Michele has a BS and an MFA from Penn State University. She has taught various courses from the University level to advanced artist workshops at conferences and retreats. She works full-time as an artist, instructor, and mentor in encaustic, cyanotype, and mixed media. She is a member of the Art Association of Pittsburgh and the International Encaustic Association.
Statement
As a mother and an artist, my work explores the parallels of labor, insecurity, and satisfaction embedded in both roles. I grew up in a conservative rural, religious, and political community, and absorbed its constrictive narratives as a girl. The conflict between these narratives and my ambitions for autonomy drives my current work.
I am drawn toward process-heavy materials that are rooted in traditional practices. Currently, my work incorporates the use of encaustic, cyanotype printmaking, and collage. These techniques are used in tandem or on their own.
Encaustic is an ancient painting method using a mixture of wax and resin. Wax has the unique ability to be built up, scraped away, and re-melted. The physicality of this medium forces a tactile engagement between myself and my work. As the work progresses, the fatigue builds in my muscles and my mind, mirroring the act of parenting, a practice that requires physical and mental concentration, without a defined endpoint in sight. My current body of work explores the exuberance of family celebrations and the tug-of-war that exists between the energy expended in producing joyful moments and the reality of the spectacle. Consistent use of saturated colors and bold shapes contrasts with an unstable balancing point. These unrealistic fulcrums indicate the impossibility of being in full control and yet still being able to be filled with delight.

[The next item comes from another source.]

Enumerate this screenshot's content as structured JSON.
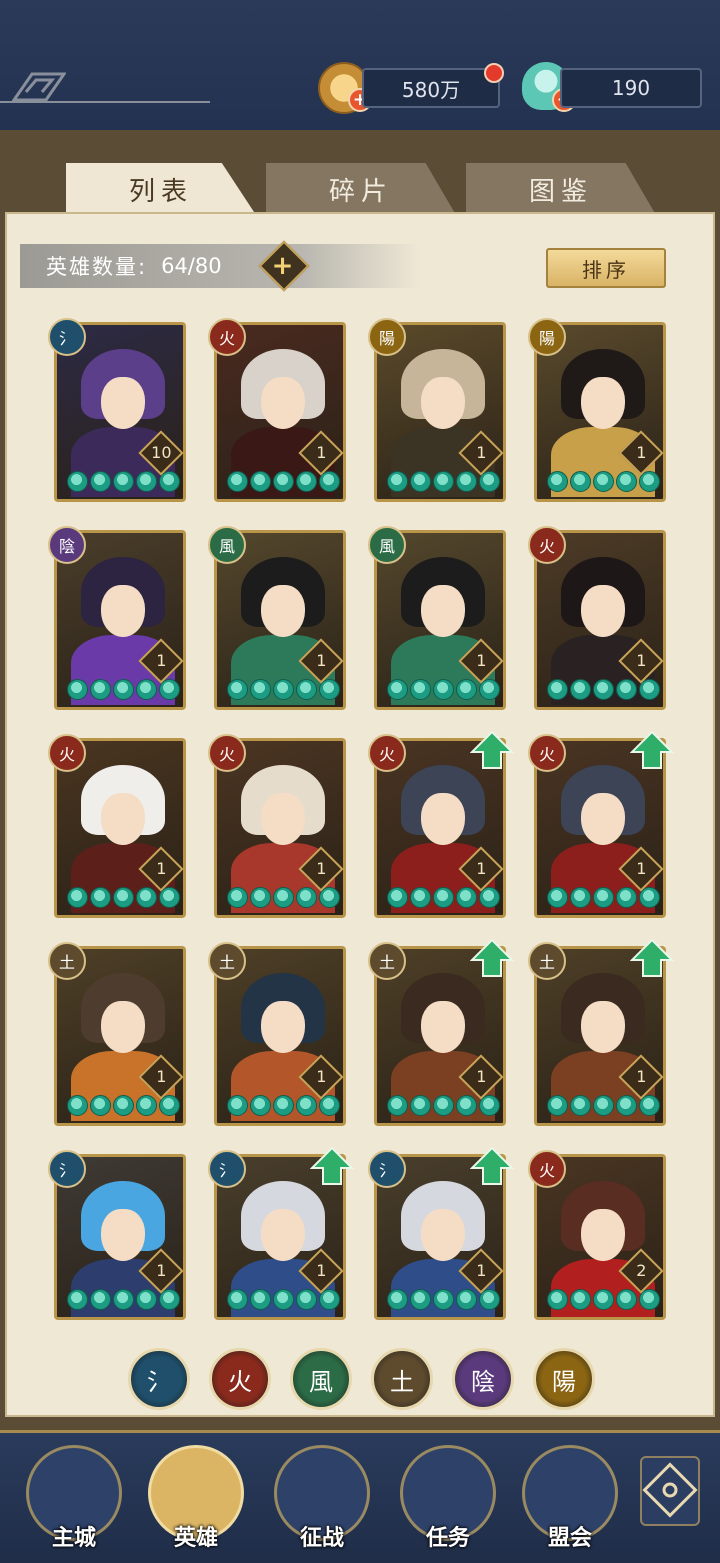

In a parallel process, I create narrative cyanotypes, I utilize found family photographs of women in my family in independent activities, revealing the spaces of independence within a restricted context. Garden plants, such as bleeding-heart flowers, found in my childhood yard and that I cultivate today create a landscape for these figures to live. Other source imagery includes vintage ephemera from the mid-20th century such as sewing patterns and Good Housekeeping Magazines, which were the wallpaper of my adolescent life. At times, figures are absent from the work to convey a moment of transition. These narrative images are collaged into cyanotype prints, a camera-less photography method. The distinctive blue print implies a sense of memory and nostalgia and reflects the constructed histories that still shape current societal expectations of women.